Une analyse de Glen Bourgeois

Un hommage pour ‘trois’ Fiori– Une semaine après le rituel

Sur le coup de temps, ça dépassait toutes mes attentes. Arrivé presque directement d’un vol de matin provenant de la France, le manque de sommeil (et bien, j’avais réussi à profiter pendant quelques heures de sommeil, la veille) ne fut qu’amplifier le sentiment de participer à un événement qui me dépassait complètement.

Voici qu’on rendait hommage à un “génie musical” (pour emprunter les mots de Monique Giroux, productrice et animatrice d’Ici Musique ayant participé à la couverture RDI de l’événement) dont je m’étais introduit à sa musique à l’âge de cinq ans, parmi tant de gens dont la grande majorité en était probablement bien familier depuis plus de temps que moi.

La pièce Ça fait du bien qui se reproduit sur ma table tournante à présent (version XL) côtoie bien les souvenirs qui me reviennent à l’esprit, à peu près exactement une semaine après que l’hommage s’est terminé, temps lorsque je débute l’écriture de ce texte.

Pourquoi le délai à écrire?

Et bien, un peu le trac de couvrir un événement de si haute envergure (après tout, je suis Acadien, un genre de gars qui voit le Québec de l’extérieur tout en étant les deux pieds sur la terre de la belle province). Ajoute le désir de pouvoir se distinguer de tous les reportages publiés dans les quelques minutes aux vingt-quatre heures suivant la clôture.

Non le moindre, la vie quotidienne qui m’a présenté une foule d’affaires depuis ce temps, dont certaines m’ont bousculé et d’autres m’ont tout simplement occupé. Et aussi la méfiance d’avoir manqué ou sous-estimé quelque chose, un courant, un fil conducteur, un message qui s’était transmis mais que j’étais probablement trop bien dans ma peau, enveloppé de nostalgie et de bonnes vibes, afin de bien le capter.

En effet, plusieurs messages. Ayant maintenant et finalement le courage de rassembler tous mes vinyles reliés à Fiori (y inclus celui d’Yvon Deschamps, C’est tout seul qu’on est l’plus nombreux de 1982, dont Serge a contribué à plusieurs coécritures musicales en côtoyant l’ancien heptadien Libert Subirana et le comédien lui-même pour un spectacle qui voit aussi la participation du claviériste Serge Locat et le batteur Denis Farmer), je m’y mets à la tâche.

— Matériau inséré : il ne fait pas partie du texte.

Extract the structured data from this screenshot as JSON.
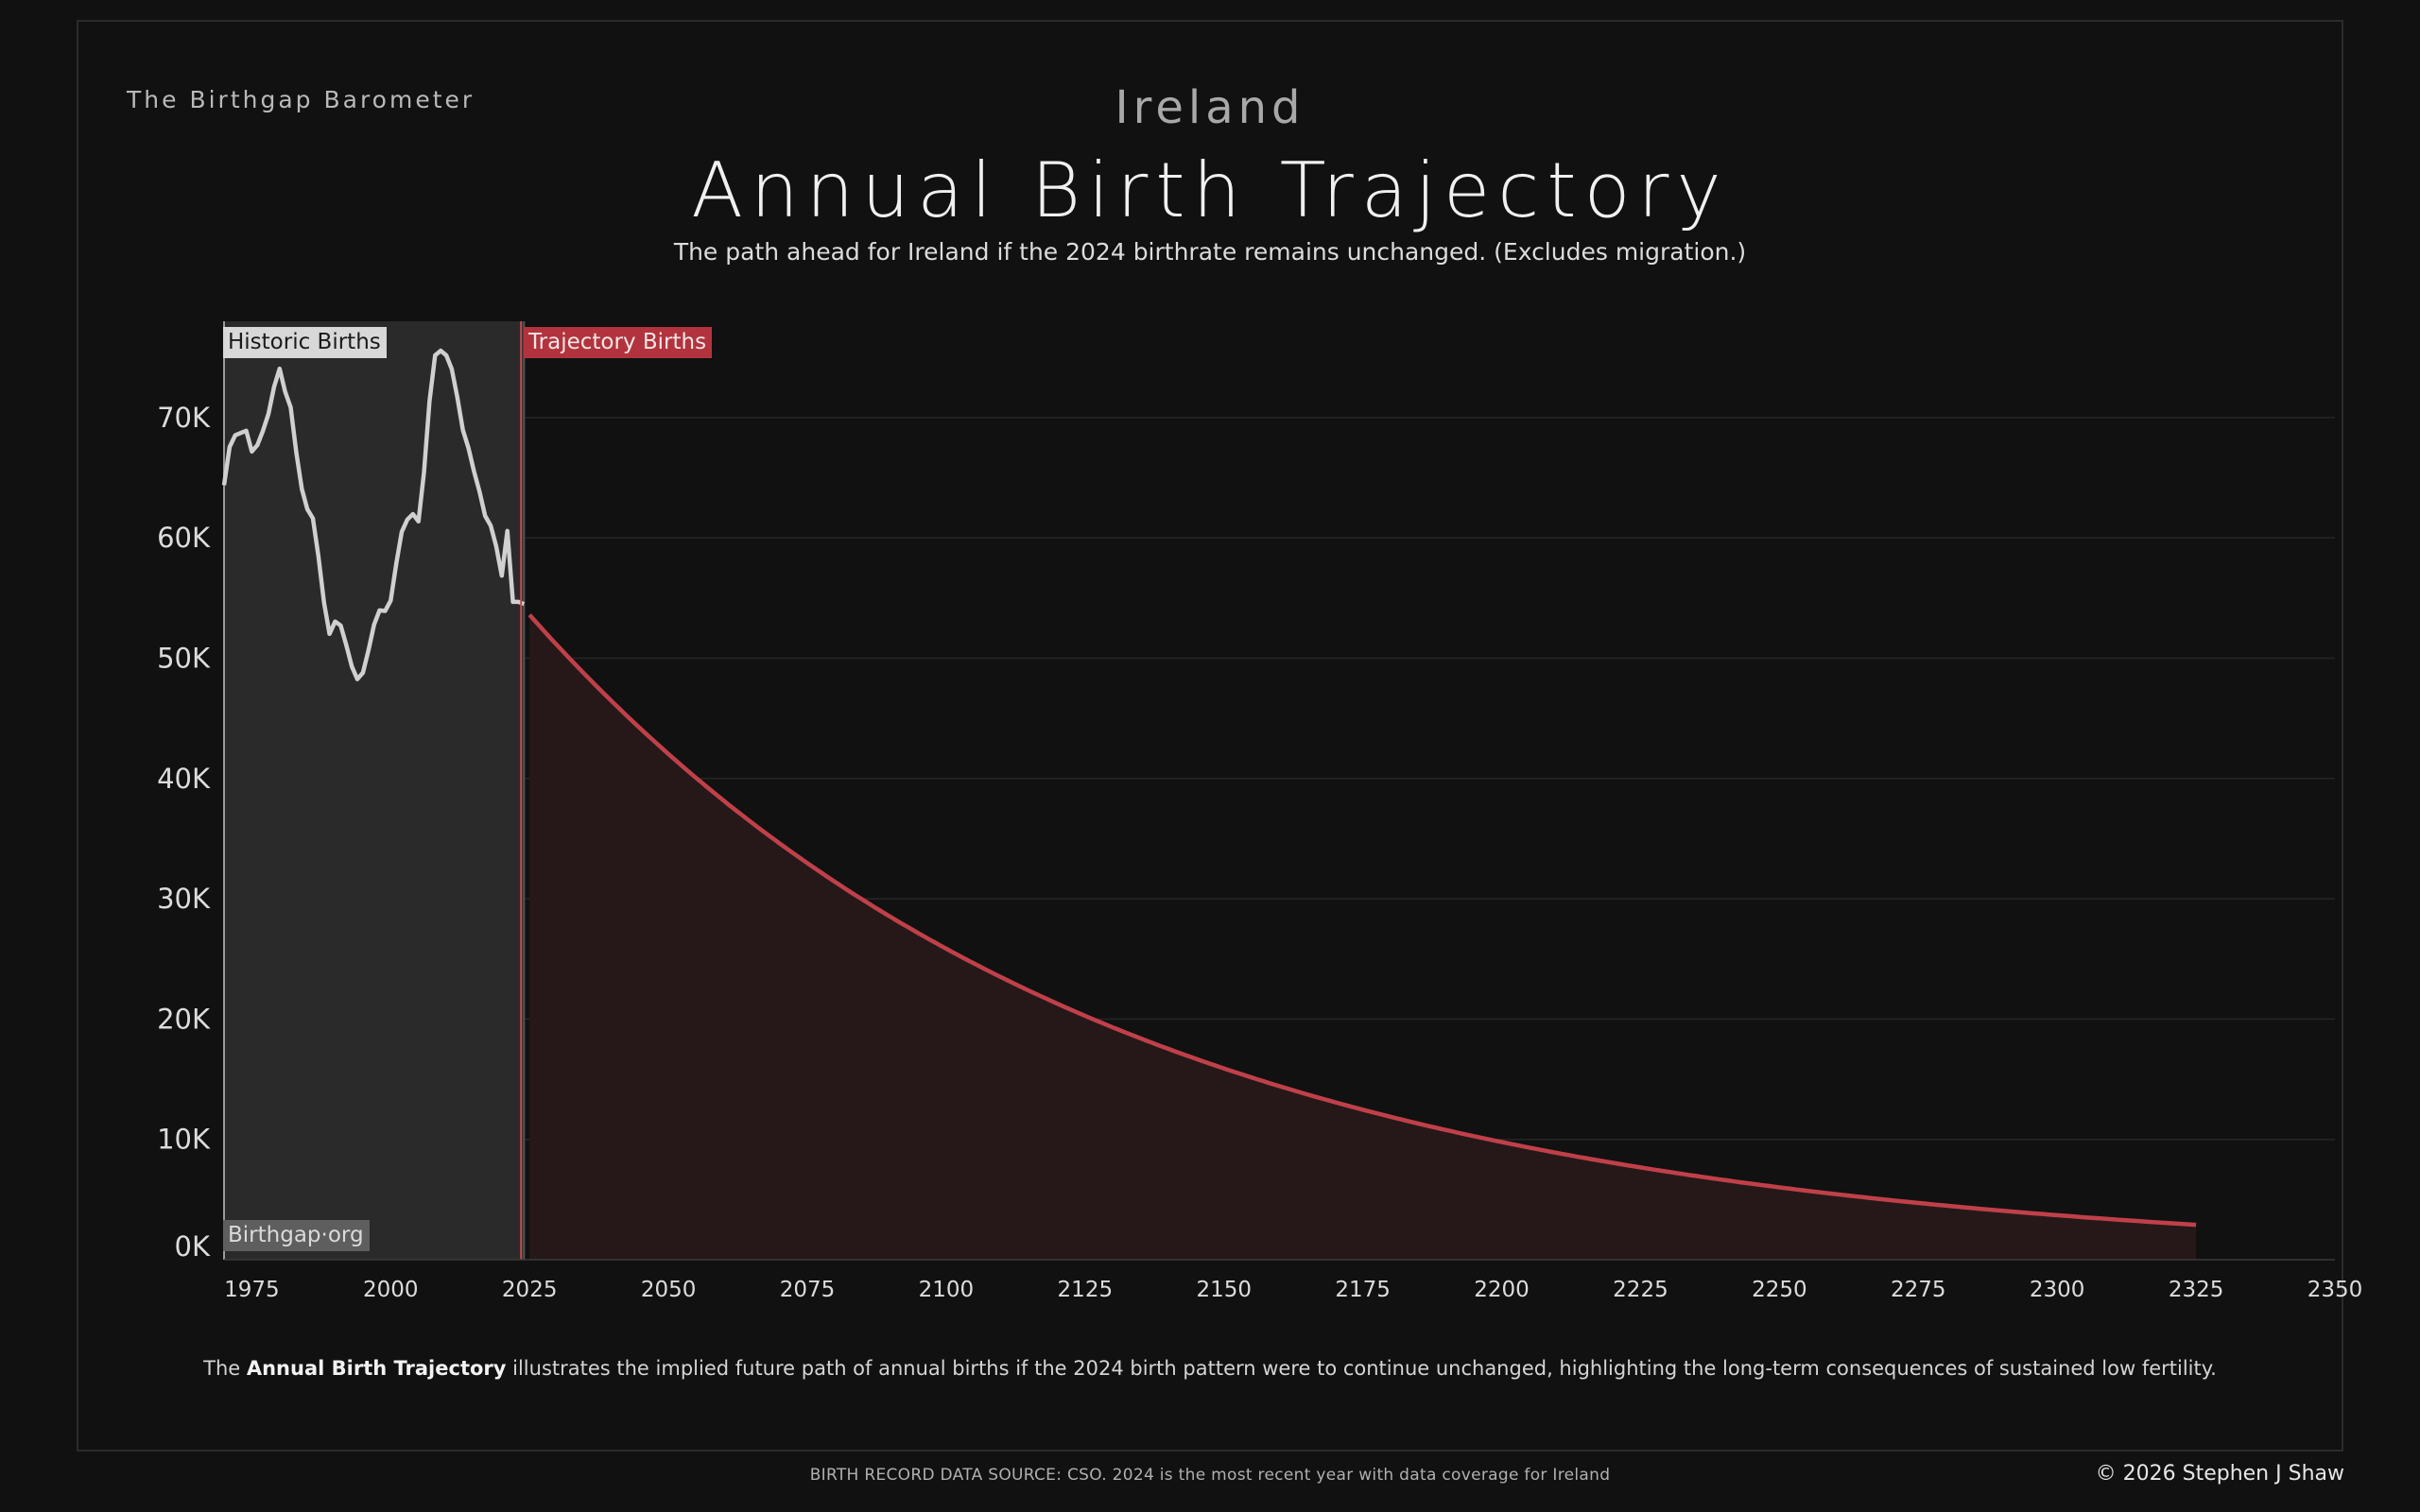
{
  "header": {
    "brand": "The Birthgap Barometer",
    "country": "Ireland",
    "title": "Annual Birth Trajectory",
    "subtitle": "The path ahead for Ireland if the 2024 birthrate remains unchanged.  (Excludes migration.)"
  },
  "labels": {
    "historic": "Historic Births",
    "trajectory": "Trajectory Births",
    "site": "Birthgap·org"
  },
  "footer": {
    "note_prefix": "The ",
    "note_bold": "Annual Birth Trajectory",
    "note_suffix": " illustrates the implied future path of annual births if the 2024 birth pattern were to continue unchanged, highlighting the long-term consequences of sustained low fertility.",
    "source": "BIRTH RECORD DATA SOURCE: CSO. 2024 is the most recent year with data coverage for Ireland",
    "copyright": "© 2026 Stephen J Shaw"
  },
  "colors": {
    "background": "#111111",
    "historic_line": "#d0d0d0",
    "historic_fill": "#2a2a2a",
    "trajectory_line": "#c0404a",
    "trajectory_fill": "#261818",
    "grid": "#262626",
    "axis_text": "#dcdcdc"
  },
  "chart_data": {
    "type": "area",
    "title": "Annual Birth Trajectory",
    "xlabel": "",
    "ylabel": "",
    "xlim": [
      1970,
      2350
    ],
    "ylim": [
      0,
      78000
    ],
    "x_ticks": [
      "1975",
      "2000",
      "2025",
      "2050",
      "2075",
      "2100",
      "2125",
      "2150",
      "2175",
      "2200",
      "2225",
      "2250",
      "2275",
      "2300",
      "2325",
      "2350"
    ],
    "y_ticks": [
      "0K",
      "10K",
      "20K",
      "30K",
      "40K",
      "50K",
      "60K",
      "70K"
    ],
    "grid": true,
    "series": [
      {
        "name": "Historic Births",
        "x": [
          1970,
          1971,
          1972,
          1973,
          1974,
          1975,
          1976,
          1977,
          1978,
          1979,
          1980,
          1981,
          1982,
          1983,
          1984,
          1985,
          1986,
          1987,
          1988,
          1989,
          1990,
          1991,
          1992,
          1993,
          1994,
          1995,
          1996,
          1997,
          1998,
          1999,
          2000,
          2001,
          2002,
          2003,
          2004,
          2005,
          2006,
          2007,
          2008,
          2009,
          2010,
          2011,
          2012,
          2013,
          2014,
          2015,
          2016,
          2017,
          2018,
          2019,
          2020,
          2021,
          2022,
          2023,
          2024
        ],
        "values": [
          64382,
          67551,
          68527,
          68713,
          68907,
          67178,
          67718,
          68892,
          70299,
          72539,
          74064,
          72158,
          70843,
          67117,
          64062,
          62388,
          61620,
          58433,
          54600,
          52018,
          53044,
          52718,
          51089,
          49304,
          48255,
          48787,
          50655,
          52775,
          53969,
          53924,
          54789,
          57854,
          60503,
          61517,
          61972,
          61372,
          65425,
          71389,
          75173,
          75554,
          75174,
          74033,
          71674,
          68954,
          67462,
          65536,
          63841,
          61824,
          61016,
          59294,
          56858,
          60575,
          54678,
          54678,
          54501
        ]
      },
      {
        "name": "Trajectory Births",
        "x_start": 2025,
        "x_end": 2325,
        "start_value": 53600,
        "end_value": 2900,
        "curve": "exponential decay"
      }
    ]
  }
}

Grâce à la reprise en ligne de l’émission spéciale telle que diffusée à RDI (en passant, merci à la chaîne Radio-Canada Info, qui l’a peut-être toujours classé dans une section appropriée intitulée Nos incontournables), j’ai pu revoir la cérémonie. Non seulement l’hommage national, mais également voir pour une première fois la couverture médiatique qui l’a encadré et toutes les entrevues dont les auditeurs à distance ont pu voir. 

Inutile de dire qu’un hommage national n’est pas offert pour tout artiste, que ce soit peintre, écrivain, poète ou musicien. Nelligan n’a jamais eu de si belles éloges lors de sa mort.

La cérémonie

Les gendarmes sont à l’entrée principale de la salle Wilfrid-Pelletier de la Place des Arts.

Photo: Glen Bourgeois

Bien qu’on indique l’arrivée de détenteurs de billets tôt en matinée afin de s’assurer les meilleurs sièges, ces derniers furent assurés aux amis, invités, délégués: on voit des visages familiers tels Luc Plamondon, Francine Grimaldi, même Gerry Mercer de April Wine (selon un de mes collègues). Bien plus près, je suis ravi de m’apercevoir de la présence tout près d’un autre membre de l’auditoire qui cherche à cacher sa forte ressemblance à la personne d’honneur en arrière de lunettes fumées.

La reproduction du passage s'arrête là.